The Right Side of History: How Reason and Moral Purpose Made the West Great, by Ben Shapiro (Broadside, 2019). This broad-sweeping work takes a stab at 3,500 years of Western history and philosophy to argue for the exceptionalism of Judeo-Christian culture, Western civilization, and the United States. The book sets up the twin influences of Athens and Jerusalem as the primary drivers of success in Western society, and the American founding as the best political manifestation of Greek reason and Judeo-Christian values. Shapiro provides a vision of moral purpose and reason that made the West great, how that vision was lost in modern thought, and some suggestions on regaining it.

God in the Qur’an, by Jack Miles (Alfred A. Knopf, 2018). Pulitzer Prize-winning author of God: A Biography and Christ: A Crisis in the Life of God, Jack Miles broaches Islamic conceptions of God in his latest book. Miles, a practicing Episcopalian, approaches the subject from the standpoint of a literary critic, asking readers to suspend their personal beliefs about Islam to better understand the literary character of Allah. The book focuses on characters and stories shared by both the Bible and the Qur’an like Adam, Cain, Abel, and Jesus. Miles sets Bible passages alongside the Qur’an to highlight what is distinctive about Allah, attempting to provide insight into the Islamic tradition, an approach that appeals to the religious and secular alike.

What Justice Demands: America and the Israeli-Palestinian Conflict, by Elan Journo (Post Hill Press, 2018). Resolving the Israeli-Palestinian conflict has been a decades-long goal of American foreign policy, although many political leaders seem less interested in the issue than 15 years ago. Elan Journo recognizes disillusionment with the conflict, but he attempts to offer a way forward in his latest book. Journo lays out the main three approaches to the issue: middle-ground moderate, pro-Israeli, and pro-Palestinian. He argues that all of these approaches are inadequate. As an alternative, Journo attempts to present a moral framework of freedom and human dignity and evaluate the conflict through that lens, concluding that America has failed to consistently support these values throughout its involvement in the conflict.

The Age of Surveillance Capitalism: The Fight for a Human Future at the New Frontier of Power, by Shoshana Zuboff (PublicAffairs, 2019). In this tome of original research and analysis, Shoshana Zuboff sounds the clarion call of our digital age. Zuboff lays out the structure and logic of what she terms “surveillance capitalism,” an unprecedented system of commercial incentives, technology, and vast knowledge that feeds off of the data of human experience. She argues that what the industrial excesses of the early twentieth century did to nature, surveillance capitalism is doing to human nature today. Zuboff’s book will no doubt be turned to frequently over the coming years if only for the extensive, original terminology she provides to help understand the disturbing trends at the growing intersection of technology, big business, and everyday human life.

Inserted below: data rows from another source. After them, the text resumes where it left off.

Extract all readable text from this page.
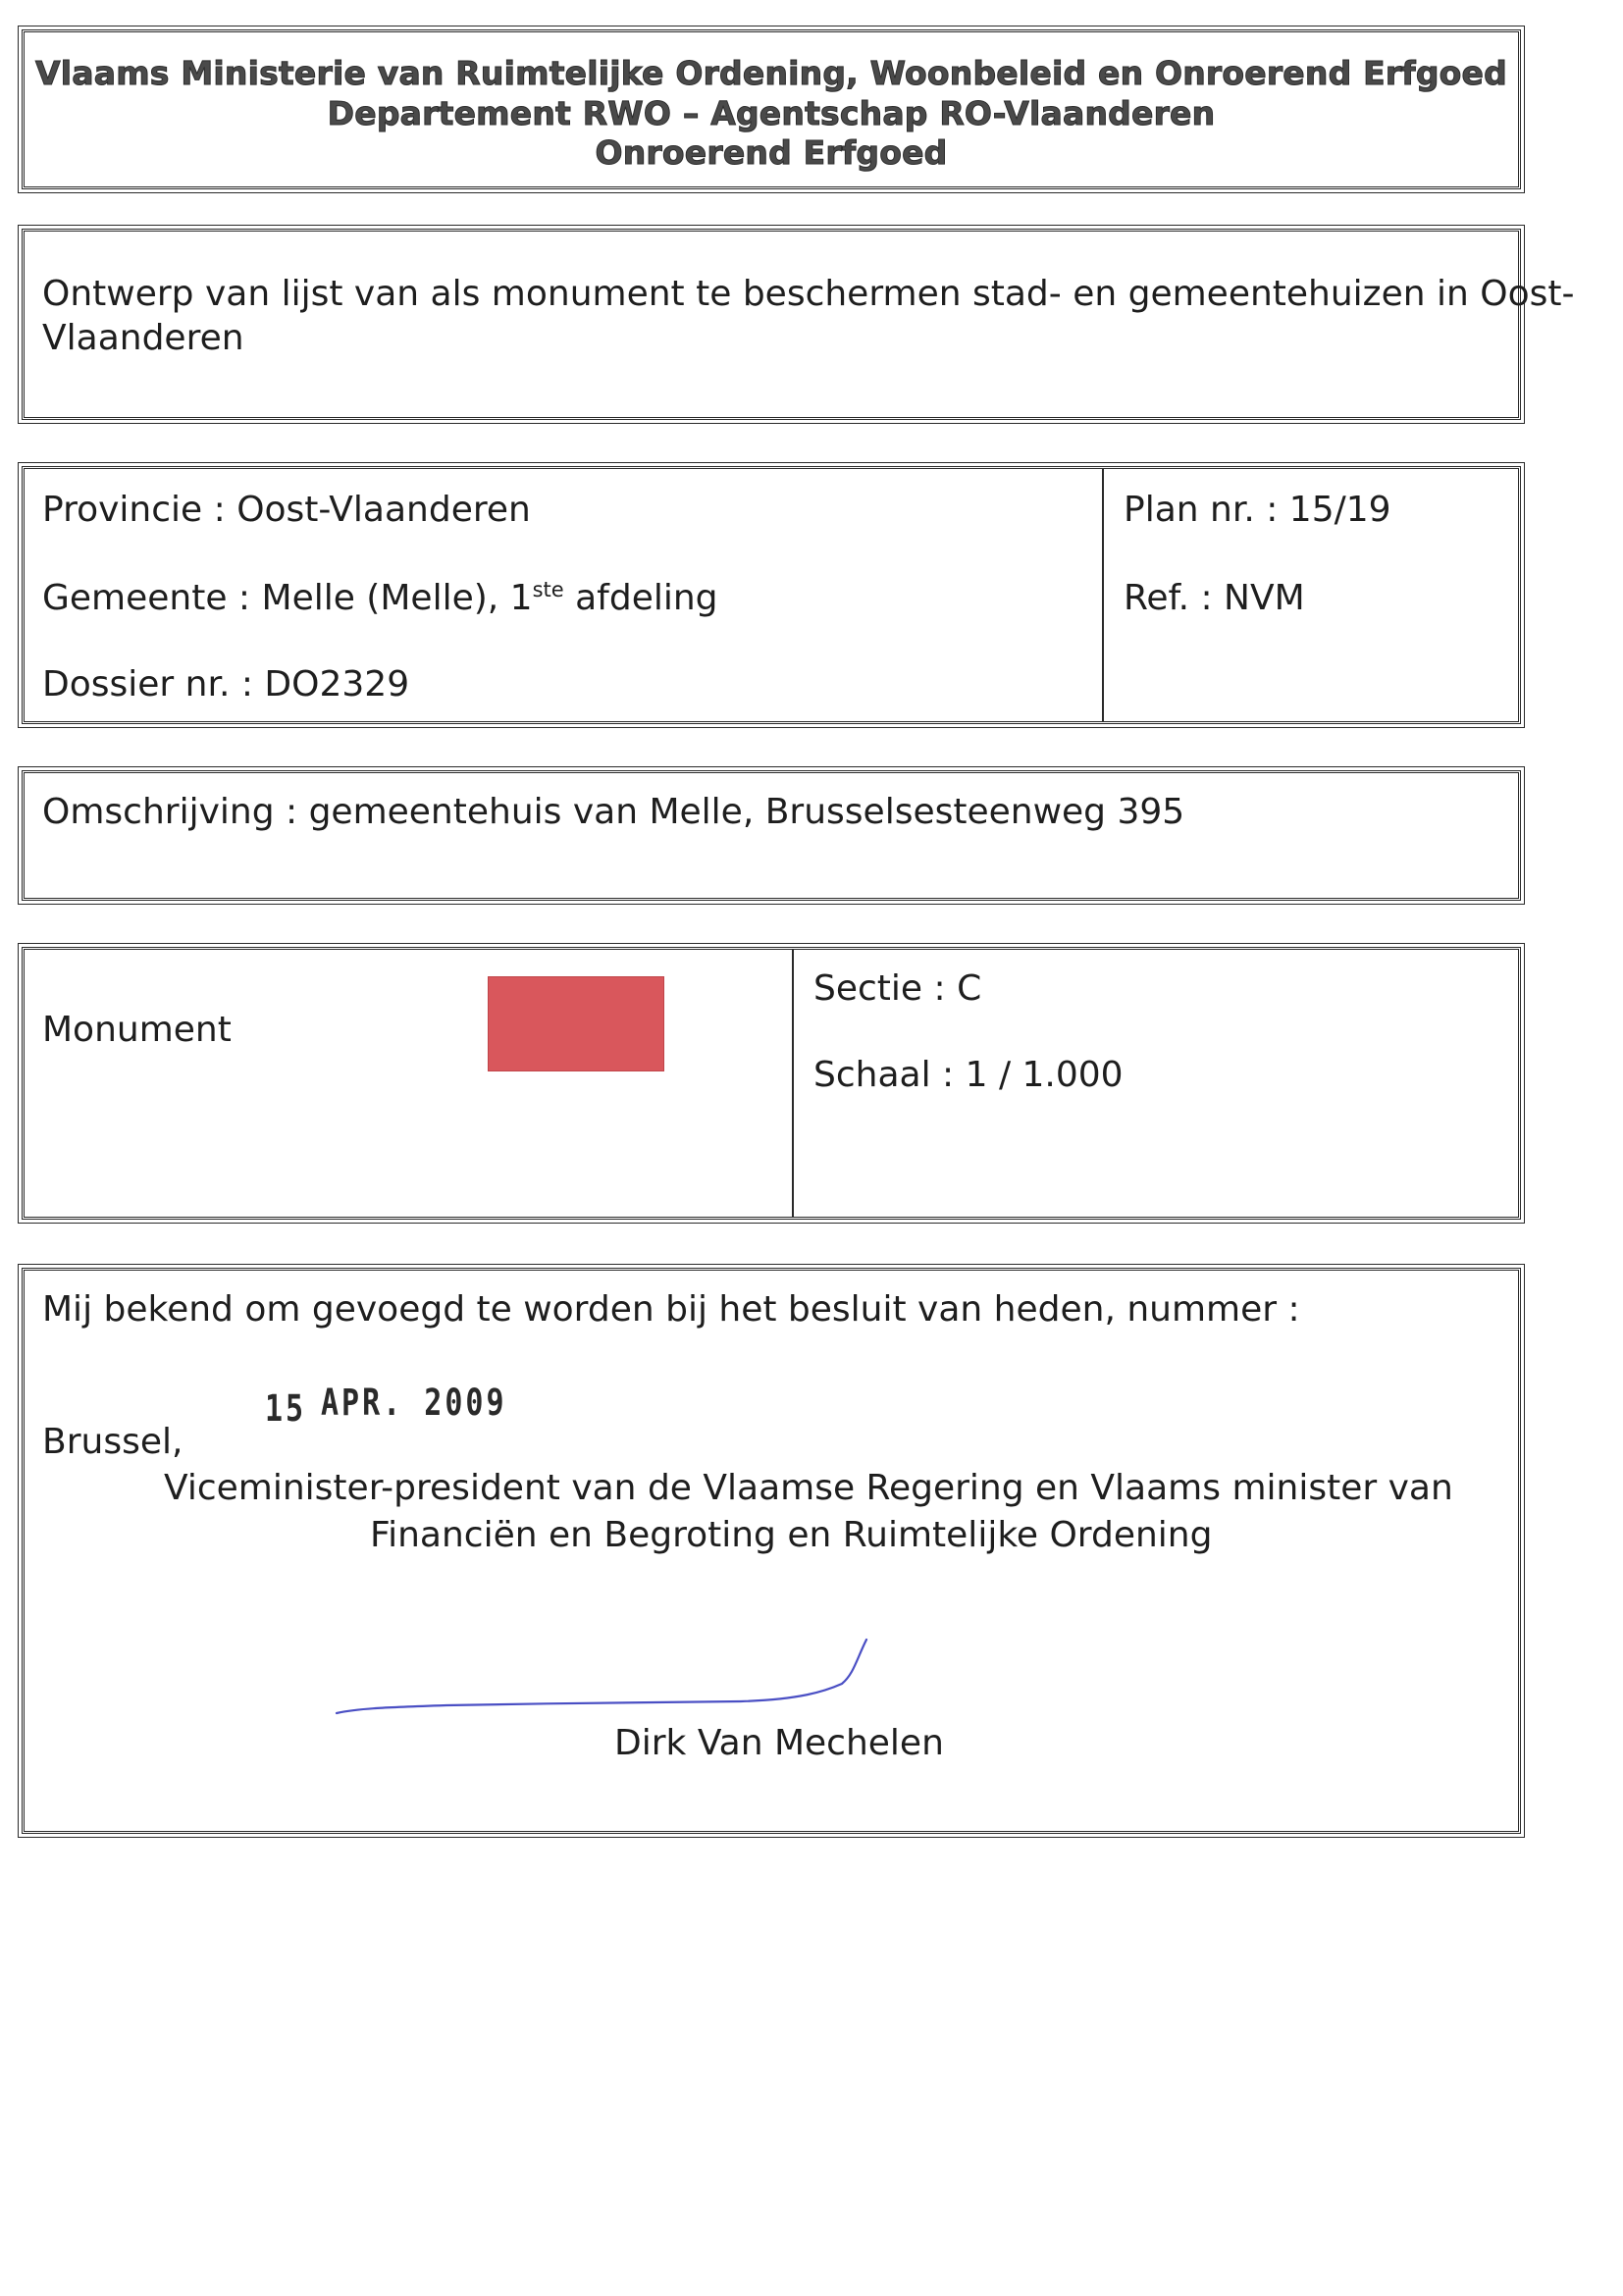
Vlaams Ministerie van Ruimtelijke Ordening, Woonbeleid en Onroerend Erfgoed
Departement RWO – Agentschap RO-Vlaanderen
Onroerend Erfgoed
Ontwerp van lijst van als monument te beschermen stad- en gemeentehuizen in Oost-
Vlaanderen
Provincie : Oost-Vlaanderen
Gemeente : Melle (Melle), 1ste afdeling
Dossier nr. : DO2329
Plan nr. : 15/19
Ref. : NVM
Omschrijving : gemeentehuis van Melle, Brusselsesteenweg 395
Monument
Sectie : C
Schaal : 1 / 1.000
Mij bekend om gevoegd te worden bij het besluit van heden, nummer :
15 APR. 2009
Brussel,
Viceminister-president van de Vlaamse Regering en Vlaams minister van
Financiën en Begroting en Ruimtelijke Ordening
Dirk Van Mechelen
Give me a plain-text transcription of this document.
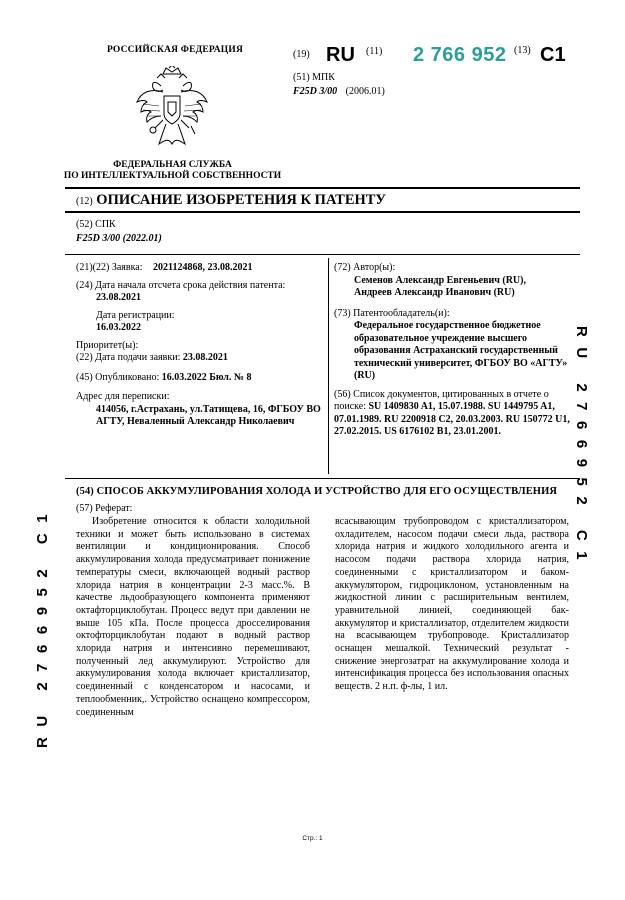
РОССИЙСКАЯ ФЕДЕРАЦИЯ
ФЕДЕРАЛЬНАЯ СЛУЖБА
ПО ИНТЕЛЛЕКТУАЛЬНОЙ СОБСТВЕННОСТИ
(19) RU (11) 2 766 952 (13) C1
(51) МПК
F25D 3/00 (2006.01)
(12) ОПИСАНИЕ ИЗОБРЕТЕНИЯ К ПАТЕНТУ
(52) СПК
F25D 3/00 (2022.01)
(21)(22) Заявка: 2021124868, 23.08.2021
(24) Дата начала отсчета срока действия патента:
23.08.2021
Дата регистрации:
16.03.2022
Приоритет(ы):
(22) Дата подачи заявки: 23.08.2021
(45) Опубликовано: 16.03.2022 Бюл. № 8
Адрес для переписки:
414056, г.Астрахань, ул.Татищева, 16, ФГБОУ ВО АГТУ, Неваленный Александр Николаевич
(72) Автор(ы):
Семенов Александр Евгеньевич (RU),
Андреев Александр Иванович (RU)
(73) Патентообладатель(и):
Федеральное государственное бюджетное образовательное учреждение высшего образования Астраханский государственный технический университет, ФГБОУ ВО «АГТУ» (RU)
(56) Список документов, цитированных в отчете о поиске: SU 1409830 A1, 15.07.1988. SU 1449795 A1, 07.01.1989. RU 2200918 C2, 20.03.2003. RU 150772 U1, 27.02.2015. US 6176102 B1, 23.01.2001.
(54) СПОСОБ АККУМУЛИРОВАНИЯ ХОЛОДА И УСТРОЙСТВО ДЛЯ ЕГО ОСУЩЕСТВЛЕНИЯ
(57) Реферат:
Изобретение относится к области холодильной техники и может быть использовано в системах вентиляции и кондиционирования. Способ аккумулирования холода предусматривает понижение температуры смеси, включающей водный раствор хлорида натрия в концентрации 2-3 масс.%. В качестве льдообразующего компонента применяют октафторциклобутан. Процесс ведут при давлении не выше 105 кПа. После процесса дросселирования октофторциклобутан подают в водный раствор хлорида натрия и интенсивно перемешивают, полученный лед аккумулируют. Устройство для аккумулирования холода включает кристаллизатор, соединенный с конденсатором и насосами, и теплообменник,. Устройство оснащено компрессором, соединенным
всасывающим трубопроводом с кристаллизатором, охладителем, насосом подачи смеси льда, раствора хлорида натрия и жидкого холодильного агента и насосом подачи раствора хлорида натрия, соединенными с кристаллизатором и баком-аккумулятором, гидроциклоном, установленным на жидкостной линии с расширительным вентилем, уравнительной линией, соединяющей бак-аккумулятор и кристаллизатор, отделителем жидкости на всасывающем трубопроводе. Кристаллизатор оснащен мешалкой. Технический результат - снижение энергозатрат на аккумулирование холода и интенсификация процесса без использования опасных веществ. 2 н.п. ф-лы, 1 ил.
RU 2766952 C1
RU 2766952 C1
Стр.: 1
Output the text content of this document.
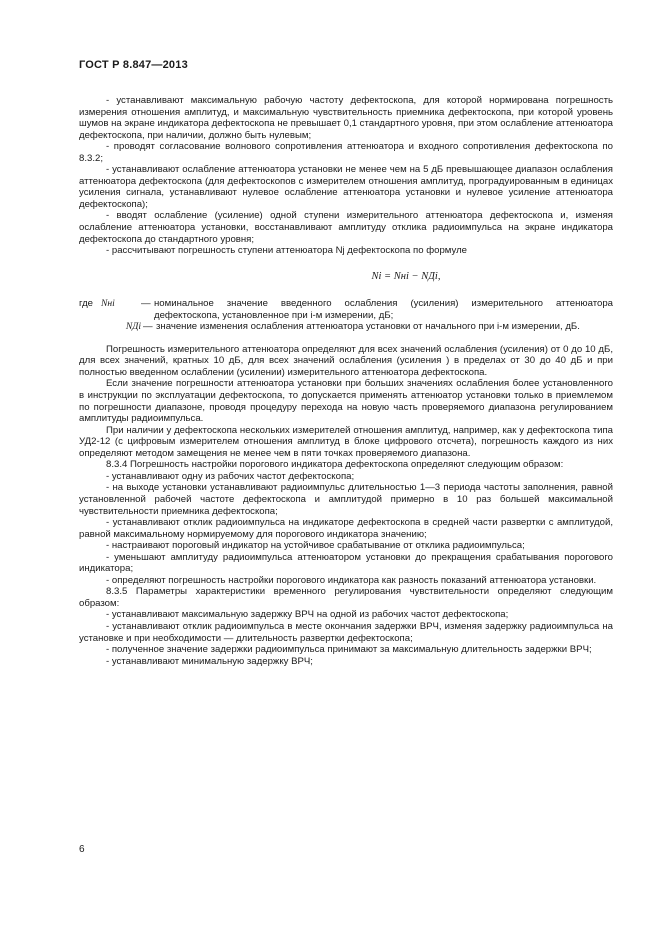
ГОСТ Р 8.847—2013

- устанавливают максимальную рабочую частоту дефектоскопа, для которой нормирована погрешность измерения отношения амплитуд, и максимальную чувствительность приемника дефектоскопа, при которой уровень шумов на экране индикатора дефектоскопа не превышает 0,1 стандартного уровня, при этом ослабление аттенюатора дефектоскопа, при наличии, должно быть нулевым;

- проводят согласование волнового сопротивления аттенюатора и входного сопротивления дефектоскопа по 8.3.2;

- устанавливают ослабление аттенюатора установки не менее чем на 5 дБ превышающее диапазон ослабления аттенюатора дефектоскопа (для дефектоскопов с измерителем отношения амплитуд, проградуированным в единицах усиления сигнала, устанавливают нулевое ослабление аттенюатора установки и нулевое усиление аттенюатора дефектоскопа);

- вводят ослабление (усиление) одной ступени измерительного аттенюатора дефектоскопа и, изменяя ослабление аттенюатора установки, восстанавливают амплитуду отклика радиоимпульса на экране индикатора дефектоскопа до стандартного уровня;

- рассчитывают погрешность ступени аттенюатора Nj дефектоскопа по формуле

Ni = Nнi − NДi,
где Nнi	— номинальное значение введенного ослабления (усиления) измерительного аттенюатора дефектоскопа, установленное при i-м измерении, дБ;
NДi — значение изменения ослабления аттенюатора установки от начального при i-м измерении, дБ.

Погрешность измерительного аттенюатора определяют для всех значений ослабления (усиления) от 0 до 10 дБ, для всех значений, кратных 10 дБ, для всех значений ослабления (усиления ) в пределах от 30 до 40 дБ и при полностью введенном ослаблении (усилении) измерительного аттенюатора дефектоскопа.

Если значение погрешности аттенюатора установки при больших значениях ослабления более установленного в инструкции по эксплуатации дефектоскопа, то допускается применять аттенюатор установки только в приемлемом по погрешности диапазоне, проводя процедуру перехода на новую часть проверяемого диапазона регулированием амплитуды радиоимпульса.

При наличии у дефектоскопа нескольких измерителей отношения амплитуд, например, как у дефектоскопа типа УД2-12 (с цифровым измерителем отношения амплитуд в блоке цифрового отсчета), погрешность каждого из них определяют методом замещения не менее чем в пяти точках проверяемого диапазона.

8.3.4 Погрешность настройки порогового индикатора дефектоскопа определяют следующим образом:

- устанавливают одну из рабочих частот дефектоскопа;

- на выходе установки устанавливают радиоимпульс длительностью 1—3 периода частоты заполнения, равной установленной рабочей частоте дефектоскопа и амплитудой примерно в 10 раз большей максимальной чувствительности приемника дефектоскопа;

- устанавливают отклик радиоимпульса на индикаторе дефектоскопа в средней части развертки с амплитудой, равной максимальному нормируемому для порогового индикатора значению;

- настраивают пороговый индикатор на устойчивое срабатывание от отклика радиоимпульса;

- уменьшают амплитуду радиоимпульса аттенюатором установки до прекращения срабатывания порогового индикатора;

- определяют погрешность настройки порогового индикатора как разность показаний аттенюатора установки.

8.3.5 Параметры характеристики временного регулирования чувствительности определяют следующим образом:

- устанавливают максимальную задержку ВРЧ на одной из рабочих частот дефектоскопа;

- устанавливают отклик радиоимпульса в месте окончания задержки ВРЧ, изменяя задержку радиоимпульса на установке и при необходимости — длительность развертки дефектоскопа;

- полученное значение задержки радиоимпульса принимают за максимальную длительность задержки ВРЧ;

- устанавливают минимальную задержку ВРЧ;

6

The Empire and the Five Kings: America’s Abdication and the Fate of the World, by Bernard-Henri Lévy (Henry Holt and Company, 2019). French intellectual Bernard-Henri Lévy examines the decline of American power in the world in the face of five growing enemies: Iran, Turkey, Russia, China, and Saudi Arabia/Sunni radical Islamism. With his characteristic erudition, Lévy details the essential elements of America’s creed that have defined its leadership in the world, the abdication of that leadership—beginning before but continued by the Trump administration, and the enemies at the gates of the West and liberal democracy. The book is equal parts philosophical history, cultural commentary, and foreign policy admonitions for America and the West. Lévy implores America to reverse its abdication, arguing that the country is at its greatest when defending the values of the American creed both at home and abroad.